The tools Freed honed as a reporter will serve him well at his new pulpit.
“Being a journalist taught me to listen, which is an incredibly important role of a rabbi,” he said. “I think the first thing that we do as rabbis is listen and ask questions.”
Also, telling stories – through a eulogy, a D’var Torah or some other genre – is a cornerstone of a rabbi’s work.
“There is so much that is storytelling,” Freed said.
KI Executive Director Yonatan Yussman said Freed is prepared to be a pulpit rabbi from day one, even though he is just now being ordained.
“A lot of times, rabbis right out of rabbinical school need some time to become an experienced rabbi,” Yussman said, “but even from his references everyone said Rabbi Freed is ready on day one to go straight from the gates, which is extremely rare.”
Yussman added that Freed’s fiancée, Ariane Barrie-Stern, a drama graduate from The New School in New York, will become KI’s first artist in residence.
“We’re creating that [position] right now,” Yussman said. “She will be working at KI and in the community in terms of teaching those arts and hopefully putting on a theater production at Keneseth Israel.”
Freed said he and Barrie-Stern are excited to work with Yussman and Cantor Sharon Hordes.
A fourth-generation Texan, Freed gets his love of Judaism straight from his parents. His earliest memories are of Shabbat dinners, usually with guests, singing, laughing and sharing stories.
His mother, Eileen Freed, executive director of the Jewish Federation of Greater Ann Arbor, and his father, Dr. Gary Freed, a professor of pediatrics (primarily health policy and services research) at the University of Michigan, also founded a day school when the family lived in Chapel Hill, North Carolina.
But it was when the Freeds moved to Australia for three years, leaving their son, already on the staff of The News, and a roommate – another young Jewish journalist – to live in their house, that Freed’s love for Judaism evolved.
The roommates turned the dwelling into a “Moishe House” of sorts, holding Shabbat dinners and building sukkahs for Ann Arbor’s young Jewish adults.
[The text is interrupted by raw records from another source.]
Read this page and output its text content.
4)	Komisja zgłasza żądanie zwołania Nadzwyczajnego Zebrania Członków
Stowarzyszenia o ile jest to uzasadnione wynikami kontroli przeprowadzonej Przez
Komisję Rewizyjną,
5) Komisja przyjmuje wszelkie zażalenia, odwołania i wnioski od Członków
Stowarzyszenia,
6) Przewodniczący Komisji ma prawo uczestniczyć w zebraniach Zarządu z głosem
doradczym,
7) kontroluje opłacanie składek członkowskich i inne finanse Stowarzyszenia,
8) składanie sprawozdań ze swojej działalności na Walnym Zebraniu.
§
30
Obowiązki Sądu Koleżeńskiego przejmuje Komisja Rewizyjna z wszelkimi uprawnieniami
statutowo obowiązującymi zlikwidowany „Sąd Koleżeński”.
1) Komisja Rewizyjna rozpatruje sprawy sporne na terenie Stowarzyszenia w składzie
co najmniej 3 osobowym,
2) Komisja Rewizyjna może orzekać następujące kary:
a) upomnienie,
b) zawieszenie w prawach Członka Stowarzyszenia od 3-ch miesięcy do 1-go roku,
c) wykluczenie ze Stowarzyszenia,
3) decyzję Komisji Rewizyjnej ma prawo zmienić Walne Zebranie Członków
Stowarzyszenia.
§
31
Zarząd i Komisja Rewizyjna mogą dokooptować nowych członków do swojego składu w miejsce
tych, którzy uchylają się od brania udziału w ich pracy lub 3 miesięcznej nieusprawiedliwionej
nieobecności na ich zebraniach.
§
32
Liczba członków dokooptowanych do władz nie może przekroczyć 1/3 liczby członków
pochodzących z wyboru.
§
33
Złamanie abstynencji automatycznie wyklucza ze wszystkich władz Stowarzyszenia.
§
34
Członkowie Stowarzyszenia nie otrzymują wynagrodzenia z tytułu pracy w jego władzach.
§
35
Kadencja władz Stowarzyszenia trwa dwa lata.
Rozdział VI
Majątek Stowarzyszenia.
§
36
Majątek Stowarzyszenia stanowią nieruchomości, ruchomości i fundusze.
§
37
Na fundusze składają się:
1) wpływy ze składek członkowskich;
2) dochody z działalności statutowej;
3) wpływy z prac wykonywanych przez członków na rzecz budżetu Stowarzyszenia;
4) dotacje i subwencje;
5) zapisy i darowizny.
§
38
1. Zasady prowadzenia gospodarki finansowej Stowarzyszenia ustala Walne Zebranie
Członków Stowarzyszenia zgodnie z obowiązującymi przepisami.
One night, while the two were cleaning up after a Shabbat dinner, Freed’s friend reflected on how he grew up without much Jewish culture at home, though he did have a bar mitzvah.
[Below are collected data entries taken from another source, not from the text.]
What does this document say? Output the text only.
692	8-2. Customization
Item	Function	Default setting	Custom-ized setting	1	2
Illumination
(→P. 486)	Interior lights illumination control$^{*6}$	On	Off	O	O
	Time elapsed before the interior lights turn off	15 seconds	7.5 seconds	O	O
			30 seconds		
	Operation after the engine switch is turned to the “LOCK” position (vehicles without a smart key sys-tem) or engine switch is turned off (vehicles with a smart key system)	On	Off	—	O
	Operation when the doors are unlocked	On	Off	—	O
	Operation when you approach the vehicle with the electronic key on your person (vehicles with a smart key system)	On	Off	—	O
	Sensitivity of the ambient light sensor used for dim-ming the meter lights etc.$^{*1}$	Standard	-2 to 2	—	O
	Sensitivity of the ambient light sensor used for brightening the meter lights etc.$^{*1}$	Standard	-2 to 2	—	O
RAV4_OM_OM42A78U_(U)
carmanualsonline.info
Since moving in with Freed, he continued, he now wanted this type of life for himself and wanted to help others experience it.
Freed described that talk as a “light bulb event.” Thereafter, he thought seriously about becoming a rabbi.
Freed is aware that he starts his career at a time when organized religion is declining, and many Jews are finding their spiritual needs fulfilled in other ways (“on a yoga mat…in an ashram… on a mountain”).
Yet he is convinced that Judaism remains equipped to give young and old Jews what they need to live full lives.
“We have this amazing Jewish spirituality that Jews can plug into, and that’s exciting,” he said. “I want people to be able to plug into their traditions – their ancestors’ technology –for what it means to be spiritual.”
But Judaism is not just what happens within the four walls of the synagogue, Freed added. He looks forward to meeting with his colleagues and learning how they can collaborate.
In fact, he said the top item on his “checklist” so far is to get to know the entire community.
It’s not like the soon-to-be cleric doesn’t know what to expect from the rabbinate. He’s already held several rabbinic internships during his years at JTS, in Jerusalem, on college campuses, in Riverdale, New York and Little Rock, Arkansas – that last stint a solo pulpit.
Freed described his time as student rabbi as being “a rabbi with training wheels.” He always had his mentors to fall back on and to bounce ideas off.
“Now,” he said, “I’m ready for the training wheels to come off.”